Entre bandas, frequências e locuções
As notícias da manhã, o jornal da tarde, os resumos da semana e as músicas nostálgicas da madrugada. Saídas da voz do locutor, as ondas hertz viajam no espaço; o slogan “Partiu Tupi, corre pra sintonizar” atiça o ouvido. O tom de suspense na voz empostada ganha nova vida: Teatro de mistério, releitura dos suspenses das séries de radiodramaturgia que marcaram as décadas de 1950 a 1970, retorna à programação da Rádio Nacional do Rio de Janeiro, uma vez por semana. Além disso, todos os dias, a entonação de perguntas tenta fisgar o ouvinte: “Mas por que Aracaju chama Aracaju? E Copacabana?”. Nos estúdios, os selecionadores de conteúdo trabalham garimpando novidades, mas também empreendendo fugazes viagens no tempo.
Num bar descolado à beira-mar, uma jovem pergunta à gerente se pode trocar a trilha sonora. Saca seu celular, pluga na caixa de som e dá play na sua seleção musical, a partir de um serviço de canções por via de streaming. No sofá da sala, um artista de MPB pega o violão e repete um ritual antiquíssimo: dedilha, descontraidamente, uma nova canção. Mas grava a cena com seu próprio celular, e logo a música vai viajar pelas redes sociais. Uma viagem tramada não pela linearidade das ondas do rádio, mas por uma intrincada combinação entre algoritmos, popularidade, acaso. Na plateia, os celulares capturam o momento mais fascinante do show — aqueles dois minutos em que um conjunto de sons encontra a mágica da música que vai chegar aos ouvidos de quem sequer conhecia a banda sobre o palco.
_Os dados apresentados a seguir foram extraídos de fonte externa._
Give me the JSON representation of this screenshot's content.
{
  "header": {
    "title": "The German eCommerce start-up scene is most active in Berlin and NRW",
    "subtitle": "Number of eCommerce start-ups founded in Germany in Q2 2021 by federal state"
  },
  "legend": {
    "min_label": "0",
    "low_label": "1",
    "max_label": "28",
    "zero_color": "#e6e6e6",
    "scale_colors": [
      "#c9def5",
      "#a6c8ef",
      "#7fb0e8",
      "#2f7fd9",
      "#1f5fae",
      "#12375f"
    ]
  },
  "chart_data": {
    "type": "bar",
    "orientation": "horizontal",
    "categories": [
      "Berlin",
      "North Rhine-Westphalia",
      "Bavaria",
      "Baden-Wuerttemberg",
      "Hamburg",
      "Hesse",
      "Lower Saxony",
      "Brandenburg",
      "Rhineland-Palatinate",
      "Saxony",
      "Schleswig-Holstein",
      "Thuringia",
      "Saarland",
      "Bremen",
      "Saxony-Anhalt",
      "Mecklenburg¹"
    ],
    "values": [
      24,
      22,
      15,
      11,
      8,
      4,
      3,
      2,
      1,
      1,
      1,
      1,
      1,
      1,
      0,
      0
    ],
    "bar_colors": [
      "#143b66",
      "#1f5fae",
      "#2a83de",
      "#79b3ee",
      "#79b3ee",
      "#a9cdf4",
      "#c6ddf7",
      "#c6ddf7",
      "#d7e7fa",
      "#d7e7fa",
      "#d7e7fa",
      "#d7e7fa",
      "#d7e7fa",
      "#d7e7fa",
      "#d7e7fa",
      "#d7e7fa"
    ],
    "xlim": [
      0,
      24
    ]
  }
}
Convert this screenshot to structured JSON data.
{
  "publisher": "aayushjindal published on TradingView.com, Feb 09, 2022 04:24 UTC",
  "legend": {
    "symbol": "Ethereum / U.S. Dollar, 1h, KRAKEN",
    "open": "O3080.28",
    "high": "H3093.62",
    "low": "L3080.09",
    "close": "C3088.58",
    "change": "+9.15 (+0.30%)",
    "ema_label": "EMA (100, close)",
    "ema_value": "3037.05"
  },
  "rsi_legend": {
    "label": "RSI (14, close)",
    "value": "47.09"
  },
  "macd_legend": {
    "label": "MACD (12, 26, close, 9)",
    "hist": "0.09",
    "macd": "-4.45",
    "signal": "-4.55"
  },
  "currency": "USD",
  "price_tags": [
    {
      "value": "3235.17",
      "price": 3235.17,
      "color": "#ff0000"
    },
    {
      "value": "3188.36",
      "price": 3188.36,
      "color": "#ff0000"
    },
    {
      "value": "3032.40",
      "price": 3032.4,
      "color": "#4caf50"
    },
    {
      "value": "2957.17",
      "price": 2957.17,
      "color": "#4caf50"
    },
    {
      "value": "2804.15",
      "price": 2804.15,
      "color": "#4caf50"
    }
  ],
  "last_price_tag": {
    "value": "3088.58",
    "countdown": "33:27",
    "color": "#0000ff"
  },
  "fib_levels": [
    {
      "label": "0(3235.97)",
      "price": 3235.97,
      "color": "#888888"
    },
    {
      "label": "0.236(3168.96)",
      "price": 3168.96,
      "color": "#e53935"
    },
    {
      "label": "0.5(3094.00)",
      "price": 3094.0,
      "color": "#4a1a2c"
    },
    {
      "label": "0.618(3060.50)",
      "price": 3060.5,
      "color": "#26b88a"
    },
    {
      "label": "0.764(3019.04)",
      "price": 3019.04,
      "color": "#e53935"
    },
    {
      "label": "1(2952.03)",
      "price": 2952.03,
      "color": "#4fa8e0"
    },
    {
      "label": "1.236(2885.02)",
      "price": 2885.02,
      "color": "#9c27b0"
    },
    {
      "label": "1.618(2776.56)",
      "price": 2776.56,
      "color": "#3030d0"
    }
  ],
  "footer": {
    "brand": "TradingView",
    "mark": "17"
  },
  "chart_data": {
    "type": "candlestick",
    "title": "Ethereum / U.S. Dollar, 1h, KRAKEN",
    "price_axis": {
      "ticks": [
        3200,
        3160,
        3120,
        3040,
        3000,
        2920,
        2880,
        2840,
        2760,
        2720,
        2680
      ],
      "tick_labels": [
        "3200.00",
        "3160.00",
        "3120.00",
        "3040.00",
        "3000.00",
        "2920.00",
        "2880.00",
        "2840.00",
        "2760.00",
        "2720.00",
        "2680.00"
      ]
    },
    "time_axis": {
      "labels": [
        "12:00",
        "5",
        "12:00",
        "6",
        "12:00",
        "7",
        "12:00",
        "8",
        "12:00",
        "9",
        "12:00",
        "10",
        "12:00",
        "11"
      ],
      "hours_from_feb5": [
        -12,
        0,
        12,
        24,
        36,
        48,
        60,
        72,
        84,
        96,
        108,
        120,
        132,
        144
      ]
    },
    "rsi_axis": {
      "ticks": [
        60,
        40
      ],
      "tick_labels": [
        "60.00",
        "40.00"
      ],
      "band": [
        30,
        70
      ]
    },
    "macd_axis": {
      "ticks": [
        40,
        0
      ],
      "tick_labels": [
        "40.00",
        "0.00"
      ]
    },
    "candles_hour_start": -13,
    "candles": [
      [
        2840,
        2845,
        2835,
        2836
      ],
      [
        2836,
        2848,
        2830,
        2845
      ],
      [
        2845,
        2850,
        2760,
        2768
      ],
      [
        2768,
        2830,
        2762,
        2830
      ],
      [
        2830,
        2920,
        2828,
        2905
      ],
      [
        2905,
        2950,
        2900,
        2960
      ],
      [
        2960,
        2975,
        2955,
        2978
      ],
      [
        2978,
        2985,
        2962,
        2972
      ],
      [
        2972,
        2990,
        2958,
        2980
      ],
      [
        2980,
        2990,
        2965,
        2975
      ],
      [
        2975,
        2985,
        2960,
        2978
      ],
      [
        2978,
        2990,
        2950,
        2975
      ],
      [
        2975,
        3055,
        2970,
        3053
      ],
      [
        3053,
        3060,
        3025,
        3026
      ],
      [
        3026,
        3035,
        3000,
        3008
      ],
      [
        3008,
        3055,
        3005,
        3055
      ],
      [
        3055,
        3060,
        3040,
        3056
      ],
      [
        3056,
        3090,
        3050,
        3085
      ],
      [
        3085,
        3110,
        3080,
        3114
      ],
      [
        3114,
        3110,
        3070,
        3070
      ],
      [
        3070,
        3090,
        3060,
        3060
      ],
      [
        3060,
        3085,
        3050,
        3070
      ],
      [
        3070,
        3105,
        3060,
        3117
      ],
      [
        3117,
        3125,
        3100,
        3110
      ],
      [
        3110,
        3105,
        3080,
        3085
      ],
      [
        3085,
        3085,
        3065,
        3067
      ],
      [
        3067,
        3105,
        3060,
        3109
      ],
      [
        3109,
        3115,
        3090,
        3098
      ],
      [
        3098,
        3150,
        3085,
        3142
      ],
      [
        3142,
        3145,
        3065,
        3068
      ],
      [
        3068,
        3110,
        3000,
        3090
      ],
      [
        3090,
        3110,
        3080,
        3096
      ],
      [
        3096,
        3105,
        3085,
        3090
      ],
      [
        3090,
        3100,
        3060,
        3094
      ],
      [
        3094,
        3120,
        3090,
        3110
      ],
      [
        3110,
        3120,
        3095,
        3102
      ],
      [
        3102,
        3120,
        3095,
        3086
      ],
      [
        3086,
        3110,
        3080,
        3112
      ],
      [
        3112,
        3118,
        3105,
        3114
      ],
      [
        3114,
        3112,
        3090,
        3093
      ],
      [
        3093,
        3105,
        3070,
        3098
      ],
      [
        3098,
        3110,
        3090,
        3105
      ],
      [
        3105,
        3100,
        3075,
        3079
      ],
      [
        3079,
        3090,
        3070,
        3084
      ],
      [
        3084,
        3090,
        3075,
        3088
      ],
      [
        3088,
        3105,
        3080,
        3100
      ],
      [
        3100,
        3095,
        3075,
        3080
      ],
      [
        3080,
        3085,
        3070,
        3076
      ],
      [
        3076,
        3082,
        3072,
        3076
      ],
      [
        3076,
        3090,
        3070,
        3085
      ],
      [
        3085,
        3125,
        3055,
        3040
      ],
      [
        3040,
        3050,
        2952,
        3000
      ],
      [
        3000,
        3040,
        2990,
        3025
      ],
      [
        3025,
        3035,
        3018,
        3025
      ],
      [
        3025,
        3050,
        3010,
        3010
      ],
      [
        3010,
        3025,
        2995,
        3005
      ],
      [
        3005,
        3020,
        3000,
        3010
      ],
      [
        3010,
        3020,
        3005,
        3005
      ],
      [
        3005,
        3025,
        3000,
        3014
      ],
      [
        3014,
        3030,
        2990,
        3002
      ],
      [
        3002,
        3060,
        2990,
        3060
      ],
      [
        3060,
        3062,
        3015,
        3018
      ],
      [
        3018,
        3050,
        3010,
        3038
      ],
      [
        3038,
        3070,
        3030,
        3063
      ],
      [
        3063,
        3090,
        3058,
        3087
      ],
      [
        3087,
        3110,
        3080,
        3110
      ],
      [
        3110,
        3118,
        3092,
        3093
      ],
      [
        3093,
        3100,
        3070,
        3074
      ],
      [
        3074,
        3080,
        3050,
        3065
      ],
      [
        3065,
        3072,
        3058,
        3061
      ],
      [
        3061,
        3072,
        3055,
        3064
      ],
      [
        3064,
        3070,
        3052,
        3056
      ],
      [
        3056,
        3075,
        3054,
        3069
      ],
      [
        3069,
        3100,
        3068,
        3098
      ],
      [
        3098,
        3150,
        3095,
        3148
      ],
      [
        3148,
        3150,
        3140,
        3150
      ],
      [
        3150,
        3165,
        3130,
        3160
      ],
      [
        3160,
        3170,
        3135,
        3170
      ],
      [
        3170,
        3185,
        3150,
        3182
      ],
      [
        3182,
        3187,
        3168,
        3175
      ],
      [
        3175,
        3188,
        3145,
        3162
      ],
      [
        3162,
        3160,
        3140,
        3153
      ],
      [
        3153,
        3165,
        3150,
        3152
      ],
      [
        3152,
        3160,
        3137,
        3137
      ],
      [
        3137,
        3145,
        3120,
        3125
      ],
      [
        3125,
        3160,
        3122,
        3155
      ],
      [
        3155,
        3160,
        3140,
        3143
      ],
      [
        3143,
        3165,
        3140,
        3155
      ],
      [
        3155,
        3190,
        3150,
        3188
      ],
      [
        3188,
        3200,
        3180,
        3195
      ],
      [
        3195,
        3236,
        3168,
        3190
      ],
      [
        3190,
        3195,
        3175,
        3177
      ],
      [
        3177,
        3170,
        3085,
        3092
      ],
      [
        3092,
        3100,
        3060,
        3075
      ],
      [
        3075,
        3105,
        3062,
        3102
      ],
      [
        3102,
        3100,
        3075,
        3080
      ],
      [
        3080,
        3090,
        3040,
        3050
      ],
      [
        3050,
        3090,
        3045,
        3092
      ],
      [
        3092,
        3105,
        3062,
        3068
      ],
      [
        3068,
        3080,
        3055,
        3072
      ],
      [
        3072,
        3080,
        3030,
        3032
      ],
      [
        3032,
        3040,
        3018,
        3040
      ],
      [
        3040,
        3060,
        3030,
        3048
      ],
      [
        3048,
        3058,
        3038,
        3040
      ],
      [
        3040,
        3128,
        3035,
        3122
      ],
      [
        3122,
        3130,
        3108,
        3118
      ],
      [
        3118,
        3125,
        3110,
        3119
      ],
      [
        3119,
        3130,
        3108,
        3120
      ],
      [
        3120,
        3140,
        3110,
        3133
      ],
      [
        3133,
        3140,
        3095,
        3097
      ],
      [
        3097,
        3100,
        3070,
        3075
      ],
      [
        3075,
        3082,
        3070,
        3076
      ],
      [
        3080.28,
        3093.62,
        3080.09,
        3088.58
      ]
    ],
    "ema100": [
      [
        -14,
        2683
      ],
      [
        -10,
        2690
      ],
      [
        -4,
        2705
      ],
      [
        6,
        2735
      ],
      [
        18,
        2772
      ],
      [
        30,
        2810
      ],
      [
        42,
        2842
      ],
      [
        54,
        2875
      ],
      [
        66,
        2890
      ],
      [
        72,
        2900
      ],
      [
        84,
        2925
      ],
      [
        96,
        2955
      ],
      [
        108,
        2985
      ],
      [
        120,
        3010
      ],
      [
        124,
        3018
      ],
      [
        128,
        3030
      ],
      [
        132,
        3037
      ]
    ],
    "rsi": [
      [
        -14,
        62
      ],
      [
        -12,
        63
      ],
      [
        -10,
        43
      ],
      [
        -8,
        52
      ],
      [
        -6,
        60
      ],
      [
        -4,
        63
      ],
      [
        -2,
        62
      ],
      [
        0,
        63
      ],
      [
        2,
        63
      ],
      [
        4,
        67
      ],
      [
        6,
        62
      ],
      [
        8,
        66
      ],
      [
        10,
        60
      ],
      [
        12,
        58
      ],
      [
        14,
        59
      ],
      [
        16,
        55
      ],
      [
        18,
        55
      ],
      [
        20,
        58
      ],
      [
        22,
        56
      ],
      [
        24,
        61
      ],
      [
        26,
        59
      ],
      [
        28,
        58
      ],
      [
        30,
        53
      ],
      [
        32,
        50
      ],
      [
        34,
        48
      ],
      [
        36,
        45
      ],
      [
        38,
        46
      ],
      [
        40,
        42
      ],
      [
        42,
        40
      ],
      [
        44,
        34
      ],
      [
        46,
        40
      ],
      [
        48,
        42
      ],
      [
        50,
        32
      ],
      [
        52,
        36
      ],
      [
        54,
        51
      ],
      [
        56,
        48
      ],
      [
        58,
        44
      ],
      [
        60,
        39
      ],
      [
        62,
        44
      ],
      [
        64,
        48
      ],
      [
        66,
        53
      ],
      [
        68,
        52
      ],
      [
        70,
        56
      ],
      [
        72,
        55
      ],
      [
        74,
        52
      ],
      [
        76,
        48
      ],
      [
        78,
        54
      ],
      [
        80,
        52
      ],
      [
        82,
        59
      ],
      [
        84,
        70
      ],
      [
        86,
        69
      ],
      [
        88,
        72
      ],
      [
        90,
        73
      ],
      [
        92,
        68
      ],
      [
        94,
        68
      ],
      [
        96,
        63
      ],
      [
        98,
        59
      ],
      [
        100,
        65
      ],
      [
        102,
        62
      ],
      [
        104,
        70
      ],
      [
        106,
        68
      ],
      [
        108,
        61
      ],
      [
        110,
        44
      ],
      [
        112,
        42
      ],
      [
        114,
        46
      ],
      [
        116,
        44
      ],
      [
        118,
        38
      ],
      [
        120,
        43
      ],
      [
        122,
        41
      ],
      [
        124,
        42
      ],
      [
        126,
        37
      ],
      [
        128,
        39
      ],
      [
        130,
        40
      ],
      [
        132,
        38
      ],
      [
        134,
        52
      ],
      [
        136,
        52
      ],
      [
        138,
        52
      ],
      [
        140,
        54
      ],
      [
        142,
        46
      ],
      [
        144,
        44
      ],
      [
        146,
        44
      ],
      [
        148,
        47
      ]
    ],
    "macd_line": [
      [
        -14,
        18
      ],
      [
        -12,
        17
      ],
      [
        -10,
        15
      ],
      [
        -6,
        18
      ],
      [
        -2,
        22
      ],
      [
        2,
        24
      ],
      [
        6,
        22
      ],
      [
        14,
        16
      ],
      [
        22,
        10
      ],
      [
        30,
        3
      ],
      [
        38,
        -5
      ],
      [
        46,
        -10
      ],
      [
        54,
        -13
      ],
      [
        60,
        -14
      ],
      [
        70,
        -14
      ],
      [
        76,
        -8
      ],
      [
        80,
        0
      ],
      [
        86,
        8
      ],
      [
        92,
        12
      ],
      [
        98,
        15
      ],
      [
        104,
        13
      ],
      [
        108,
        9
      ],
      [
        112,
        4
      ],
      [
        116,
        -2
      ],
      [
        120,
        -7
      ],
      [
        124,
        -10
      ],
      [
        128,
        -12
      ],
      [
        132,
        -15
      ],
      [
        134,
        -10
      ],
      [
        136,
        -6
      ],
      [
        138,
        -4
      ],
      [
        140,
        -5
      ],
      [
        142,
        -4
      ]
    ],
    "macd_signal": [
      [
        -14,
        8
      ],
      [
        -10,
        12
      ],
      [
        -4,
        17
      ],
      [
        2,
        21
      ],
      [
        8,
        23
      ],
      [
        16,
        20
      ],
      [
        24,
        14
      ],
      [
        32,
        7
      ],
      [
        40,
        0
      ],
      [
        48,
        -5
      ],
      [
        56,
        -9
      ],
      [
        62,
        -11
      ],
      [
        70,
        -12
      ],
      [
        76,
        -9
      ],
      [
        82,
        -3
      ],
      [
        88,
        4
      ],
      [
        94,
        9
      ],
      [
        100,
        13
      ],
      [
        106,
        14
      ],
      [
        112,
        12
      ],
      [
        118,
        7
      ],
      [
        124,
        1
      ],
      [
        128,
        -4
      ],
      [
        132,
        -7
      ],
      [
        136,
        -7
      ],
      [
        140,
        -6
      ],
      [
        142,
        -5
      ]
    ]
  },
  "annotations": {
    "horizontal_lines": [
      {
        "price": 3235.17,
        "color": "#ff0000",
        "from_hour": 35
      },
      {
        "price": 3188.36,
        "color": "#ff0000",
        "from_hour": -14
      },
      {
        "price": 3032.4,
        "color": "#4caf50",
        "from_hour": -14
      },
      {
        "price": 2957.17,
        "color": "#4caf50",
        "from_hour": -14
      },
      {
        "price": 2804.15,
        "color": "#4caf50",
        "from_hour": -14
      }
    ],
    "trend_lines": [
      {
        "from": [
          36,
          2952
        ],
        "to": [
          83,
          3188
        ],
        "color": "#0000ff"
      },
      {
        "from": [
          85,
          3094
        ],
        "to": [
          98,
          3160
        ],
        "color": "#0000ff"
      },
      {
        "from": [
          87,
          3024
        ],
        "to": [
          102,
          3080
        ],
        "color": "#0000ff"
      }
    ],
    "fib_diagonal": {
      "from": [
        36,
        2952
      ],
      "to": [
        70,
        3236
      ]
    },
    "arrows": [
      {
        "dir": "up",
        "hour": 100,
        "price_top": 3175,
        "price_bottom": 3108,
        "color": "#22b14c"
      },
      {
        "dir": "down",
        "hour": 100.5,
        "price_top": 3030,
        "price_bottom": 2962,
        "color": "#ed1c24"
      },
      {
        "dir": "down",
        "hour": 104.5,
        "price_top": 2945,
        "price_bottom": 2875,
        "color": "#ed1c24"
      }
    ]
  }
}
Enquanto isso, no botequim, a caixa de fósforos acompanha o coro que revive uma canção do passado, num ritual inteiramente analógico. Curadorias do passado se enovelam às curadorias do contemporâneo, tramando a gama de sons e de música que, a despeito de qualquer debate sobre indústria fonográfica ou tecnologia, acalenta os ouvidos de quem circula pela cidade.